This is pretty cool - my initial plan was to use spot p2.xlarge instances and mount a persistent EBS volume as the notebook root, but I’ve had trouble getting p2 instances to stick around more than an hour or so, and this appears to be a little cheaper than I was getting spot instances for anyway.
My initial experience with it mostly good - it was really easy to get it setup and get into the box. The only thing that appears to be slightly unfortunate is the I/O - unzipping the dogscats.zip took over 10 minutes on this box, but is under a minute on a p2.xlarge with an attached EBS volume.
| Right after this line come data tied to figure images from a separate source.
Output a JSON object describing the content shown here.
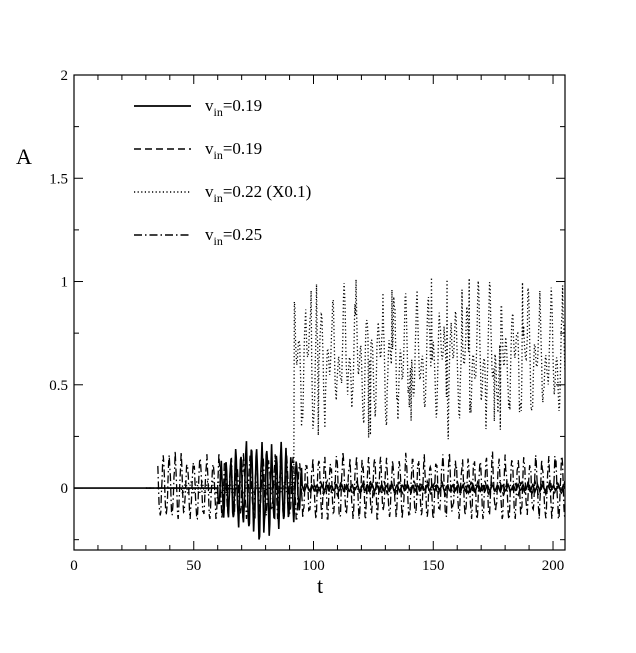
{
  "chart_data": {
    "type": "line",
    "xlabel": "t",
    "ylabel": "A",
    "xlim": [
      0,
      205
    ],
    "ylim": [
      -0.3,
      2.0
    ],
    "x_ticks": [
      0,
      50,
      100,
      150,
      200
    ],
    "x_tick_labels": [
      "0",
      "50",
      "100",
      "150",
      "200"
    ],
    "y_ticks": [
      0,
      0.5,
      1,
      1.5,
      2
    ],
    "y_tick_labels": [
      "0",
      "0.5",
      "1",
      "1.5",
      "2"
    ],
    "grid": false,
    "legend_position": "top-left",
    "series": [
      {
        "name": "v_in=0.19",
        "legend_base": "v",
        "legend_sub": "in",
        "legend_rest": "=0.19",
        "line_style": "solid",
        "signal": {
          "t_start": 0,
          "t_end": 205,
          "dt": 0.25,
          "baseline": 0.0,
          "osc_start": 60,
          "osc_end": 95,
          "amplitude": 0.2,
          "tail_amplitude": 0.015,
          "period": 2.1
        }
      },
      {
        "name": "v_in=0.19",
        "legend_base": "v",
        "legend_sub": "in",
        "legend_rest": "=0.19",
        "line_style": "dashed",
        "signal": {
          "t_start": 30,
          "t_end": 205,
          "dt": 0.25,
          "baseline": 0.0,
          "osc_start": 95,
          "osc_end": 205,
          "amplitude": 0.03,
          "tail_amplitude": 0.03,
          "period": 3.0
        }
      },
      {
        "name": "v_in=0.22 (X0.1)",
        "legend_base": "v",
        "legend_sub": "in",
        "legend_rest": "=0.22 (X0.1)",
        "line_style": "dotted",
        "signal": {
          "t_start": 30,
          "t_end": 205,
          "dt": 0.25,
          "baseline": 0.0,
          "jump_t": 92,
          "jump_level": 0.63,
          "amplitude": 0.3,
          "period": 3.2,
          "min": 0.23,
          "max": 1.02
        }
      },
      {
        "name": "v_in=0.25",
        "legend_base": "v",
        "legend_sub": "in",
        "legend_rest": "=0.25",
        "line_style": "dashdot",
        "signal": {
          "t_start": 35,
          "t_end": 205,
          "dt": 0.25,
          "baseline": 0.0,
          "osc_start": 35,
          "osc_end": 205,
          "amplitude": 0.15,
          "tail_amplitude": 0.15,
          "period": 2.6,
          "min": -0.15,
          "max": 0.19
        }
      }
    ]
  }
}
Not sure why it is so slow or if that is something that can be improved, but it isn’t terrible.
I tried to get the first lesson from this course running on it, and probably due to how quickly some of these libraries are changing, I had to make a handful of changes to the environment and still didn’t get it fully working…
Here’s what I had to do (I’m fairly new to both Python and deep learning, so let me know if there is anything I’m missing):
- Switch to the Python 2.7 env:
source activate py2.7-env
- Install a bunch of missing libraries:
conda install Pillow
conda install scikit-learn
conda install bcolz
- Remove the installed versions of Keras and Theano and re-install them via pip:
conda_remove_keras
conda_remove_theano
pip install theano==0.9.0
pip install keras==1.2.2
- Tell Keras to use Theano instead of Tensorflow (got some error running Vgg16 with TF, not sure if it supported or not, but I know in the Amazon AMI it is setup to use Theano)
After all of that, I get the following now when running it:
> Exception: ('The following error happened while compiling the node', GpuDnnConv{algo='small', inplace=True}(GpuContiguous.0, GpuContiguous.0, GpuAllocEmpty.0, GpuDnnConvDesc{border_mode='valid', subsample=(1, 1), conv_mode='conv', precision='float32'}.0, Constant{1.0}, Constant{0.0}), '\n', 'nvcc return status', 2, 'for cmd', '/usr/local/cuda/bin/nvcc -shared -O3 -Xlinker -rpath,/usr/local/cuda/lib64 -arch=sm_37 -m64 -Xcompiler -fno-math-errno,-Wno-unused-label,-Wno-unused-variable,-Wno-write-strings,-DCUDA_NDARRAY_CUH=c72d035fdf91890f3b36710688069b2e,-DNPY_NO_DEPRECATED_API=NPY_1_7_API_VERSION,-fPIC,-fvisibility=hidden -Xlinker -rpath,/home/ubuntu/.theano/compiledir_Linux-4.4--aws-x86_64-with-debian-stretch-sid-x86_64-2.7.14-64/cuda_ndarray -I/home/ubuntu/.theano/compiledir_Linux-4.4--aws-x86_64-with-debian-stretch-sid-x86_64-2.7.14-64/cuda_ndarray -I/usr/local/cuda/include -I/home/ubuntu/anaconda3/envs/py2.7-env/lib/python2.7/site-packages/theano/sandbox/cuda -I/home/ubuntu/anaconda3/envs/py2.7-env/lib/python2.7/site-packages/numpy/core/include -I/home/ubuntu/anaconda3/envs/py2.7-env/include/python2.7 -I/home/ubuntu/anaconda3/envs/py2.7-env/lib/python2.7/site-packages/theano/gof -L/home/ubuntu/.theano/compiledir_Linux-4.4--aws-x86_64-with-debian-stretch-sid-x86_64-2.7.14-64/cuda_ndarray -L/home/ubuntu/anaconda3/envs/py2.7-env/lib -o /home/ubuntu/.theano/compiledir_Linux-4.4--aws-x86_64-with-debian-stretch-sid-x86_64-2.7.14-64/tmpYDFYaZ/ea4e203b6529466794536f8a1bfa77ae.so mod.cu -lcudart -lcublas -lcuda_ndarray -lcudnn -lpython2.7', "[GpuDnnConv{algo='small', inplace=True}(<CudaNdarrayType(float32, 4D)>, <CudaNdarrayType(float32, 4D)>, <CudaNdarrayType(float32, 4D)>, <CDataType{cudnnConvolutionDescriptor_t}>, Constant{1.0}, Constant{0.0})]")
I’m guessing I’m missing/have the wrong version of some of the Cuda libraries/drivers, but when I tried to follow the steps from install-gpu.sh, I ran out of disk space (looks like the root volume only has 20 GB) - I’ll try freeing some space by deleting the python 3 env and attempt to get it to work again tomorrow.